SEBASTIEN CASTELLION, Apôtre de la liberté de conscience et de la tolérance

 Extrait de la Préface de De l’art de douter et de croire, d’ignorer et de savoir, de Sébastien Castellion, Jeheber, Genève, 1953, par Jean Schorer, pasteur à la cathédrale de St-Pierre de Genève.
 
Le Protestantisme connaît la vie et la pensée de Sébastien Castellion surtout depuis que Ferdinand Buisson, inspecteur général de l’enseignement primaire, présenta in 1891 à la Faculté des Lettres de Paris, sa thèse de doctorat sur l’apôtre par excellence de la tolérance religieuse au XVIème siècle. Cette thèse remarquable fut publiée sous le titre : Sébastien Castellion : sa vie et son œuvre, 2 Vol., chez Hachette, en 1892. Autour de 1930, l’édition a été passée au pilon, simplement parce que ce n’était pas là un article commercial. « Ce petit fait, dit le professeur Ch. Baudouin, confronté avec le flot insane de papier imprimé qui s’écoule chaque jour, est de ceux qui permettront à des générations plus heureuses de juger du degré de la culture véritable de notre époque. »
 
            En 1914, Etienne Giran, alors pasteur de l’Eglise française d’Amsterdam, publia un livre très vivant sur Sébastien Castellion et la réforme calviniste. En 1936, le célèbre écrivain autrichien, Stefan Zweig, voulut bien, sur ma demande, consacrer un volume à ce courageux champion de la tolérance et de la liberté. Son livre a été traduit en plusieurs langues. L’humble professeur du Collège de Genève et de l’Université de Bâle, l’avocat de Servet, le défenseur des hérétiques, le libre et pieux penseur méritait bien, à tous égards, de sortir de l’ombre et du silence où on le tenait depuis quatre siècles.
 
            Cet homme exceptionnel naquit à Saint-Martin-du-Fresne dans le département de l’Ain, en 1515. Il était d’une famille de paysans, trop pauvre pour subvenir aux frais de son éducation, mais d’une « probité rigide » qui ne tolérait ni le mensonge ni l’hypocrisie. Nous ne savons à peu près rien de son enfance, sinon qu’elle fut difficile comme celle de beaucoup d’hommes devenus célèbres par la suite et dont les noms glorieux sont inscrits dans les annales de l’histoire.
 
            Agé de quinze ans, Sébastien Castellion était à Lyon, parmi les étudiants pauvres.
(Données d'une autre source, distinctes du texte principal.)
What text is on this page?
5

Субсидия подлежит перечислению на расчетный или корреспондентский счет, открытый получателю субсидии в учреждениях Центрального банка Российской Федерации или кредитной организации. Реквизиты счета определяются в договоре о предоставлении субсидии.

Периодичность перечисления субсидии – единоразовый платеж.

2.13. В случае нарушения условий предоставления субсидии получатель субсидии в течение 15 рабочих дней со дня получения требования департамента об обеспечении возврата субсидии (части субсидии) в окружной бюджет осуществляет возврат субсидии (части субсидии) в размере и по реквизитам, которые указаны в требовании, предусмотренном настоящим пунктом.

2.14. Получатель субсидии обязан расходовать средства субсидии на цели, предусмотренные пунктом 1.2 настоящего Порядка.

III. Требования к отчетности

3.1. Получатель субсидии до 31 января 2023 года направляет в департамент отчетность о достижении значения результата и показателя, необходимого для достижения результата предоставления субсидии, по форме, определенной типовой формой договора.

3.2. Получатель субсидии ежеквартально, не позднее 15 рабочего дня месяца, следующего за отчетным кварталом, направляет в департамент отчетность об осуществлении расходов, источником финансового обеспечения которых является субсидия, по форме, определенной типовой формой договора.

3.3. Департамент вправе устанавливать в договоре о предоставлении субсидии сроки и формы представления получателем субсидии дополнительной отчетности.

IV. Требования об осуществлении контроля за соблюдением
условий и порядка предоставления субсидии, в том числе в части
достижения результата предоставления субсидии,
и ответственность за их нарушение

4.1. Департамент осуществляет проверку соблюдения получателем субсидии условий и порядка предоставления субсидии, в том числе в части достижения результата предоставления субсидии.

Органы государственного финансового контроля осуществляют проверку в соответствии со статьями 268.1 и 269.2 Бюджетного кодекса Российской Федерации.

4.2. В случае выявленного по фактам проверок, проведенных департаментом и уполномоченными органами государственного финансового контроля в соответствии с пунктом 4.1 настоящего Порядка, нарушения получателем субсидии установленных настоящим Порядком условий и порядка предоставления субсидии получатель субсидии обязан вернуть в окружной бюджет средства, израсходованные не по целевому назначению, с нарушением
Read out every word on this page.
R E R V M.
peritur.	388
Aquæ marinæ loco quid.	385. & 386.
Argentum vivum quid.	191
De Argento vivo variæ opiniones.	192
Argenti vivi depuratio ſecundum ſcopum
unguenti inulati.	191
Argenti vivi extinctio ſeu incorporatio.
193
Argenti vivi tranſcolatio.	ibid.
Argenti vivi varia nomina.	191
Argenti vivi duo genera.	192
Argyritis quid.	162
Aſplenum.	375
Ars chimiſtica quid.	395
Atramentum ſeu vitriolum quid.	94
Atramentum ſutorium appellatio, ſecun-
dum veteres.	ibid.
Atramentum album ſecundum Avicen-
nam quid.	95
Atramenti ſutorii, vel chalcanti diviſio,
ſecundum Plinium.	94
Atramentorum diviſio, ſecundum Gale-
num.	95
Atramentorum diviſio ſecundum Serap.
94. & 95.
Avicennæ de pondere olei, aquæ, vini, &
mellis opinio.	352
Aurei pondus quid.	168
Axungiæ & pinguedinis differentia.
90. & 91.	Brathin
Il y apprit à fond les langues et les lettres anciennes, mais aussi l’Evangile et le christianisme primitif. Il fut profondément frappé par les paroles de Luther à la Diète de Worms : « Chacun croit à ses risques et périls… » (… ) « la conscience ne doit être soumise à personne. »
 
            Les bûchers s’allumaient pour ceux qui professaient ou publiaient les doctrines nouvelles. Castellion préféra l’exil au silence et à l’obéissance menteuse et, quittant tout à la fois l’Eglise romaine et la France, il alla à Strasbourg d’abord, à Genève ensuite. Il entra résolument dans les rangs de ceux qui engageaient contre les puissances matérielles et spirituelles coalisées la lutte héroïque et désespérée de la Conscience et de la Liberté.
 
            A Strasbourg, qui était l’asile ouvert à toutes les pensées, Castellion noua des rapports familiers avec Calvin, l’auteur déjà illustre de L’Institution chrétienne. Tout parut unir le réformateur et celui qui semblait un de ses disciples. Le savoir de Castellion, la pureté de son caractère, sa piété ardente, faisait de lui un auxiliaire précieux pour Calvin. Aussi n’hésita-t-il pas à le recommander aux magistrats de Genève, lorsqu’il s’agit de trouver pour le Collège de Rive un directeur intelligent. Castellion mit pendant plusieurs années toute sa science d’humaniste au service de ce collège. Il composa pour les enfants des manuels élémentaires de latin et de grec et des Dialogues sacrés qui dramatisaient les récits de l’Ancien et du Nouveau Testament. Ces premiers livres pédagogiques sont proprement des chefs d’œuvres. Ils n’eurent d’ailleurs pas moins d’une cinquantaine d’éditions en Allemagne et dans quelques autres pays, de 1541 à 1600.
 
            Castellion et Calvin dévoués tous deux à la même cause et réunis d’abord sous un même drapeau devaient successivement s’aimer, se combattre, se haïr et offrir, hélas ! un triste exemple de la fragilité des affections entre les meilleurs. Quand Calvin, à trente-quatre ans, affirma sa volonté d’imposer une discipline sévère dans les mœurs de Genève comme dans la direction de l’Eglise, le modeste régent du Collège se dressa contre cette puissance absolue. Les premiers dissentiments entre eux éclatèrent à l’occasion de la traduction française du Nouveau Testament que préparait Castellion. Calvin ne manqua pas de la juger sévèrement. Castellion sollicita ensuite le titre de ministre. Il se le vit refuser pour ses opinions particulières en religion. Sur un article du Symbole des apôtres, la descente du Christ aux enfers, Calvin et Castellion étaient d’un avis différent. Selon la tradition, Calvin et l’Eglise voyaient dans le Cantique des cantiques l’expression de l’union mystique de l’Eglise avec le Christ. Castellion reléguait ce livre de la Bible au nombre des écrits profanes, comme la critique historique le fit quelques siècles plus tard. On objecta à Castellion d’affaiblir la Réforme naissante par la diversité des interprétations. Il répondit qu’il ne pouvait admettre comme article de foi ce que sa conscience lui interdisait de croire. Calvin et ses collègues furent unanimes dans leur refus de recevoir au nombre des ministres un homme qui, selon eux, s’écartait des doctrines officielles, c’est-à-dire de leurs doctrines !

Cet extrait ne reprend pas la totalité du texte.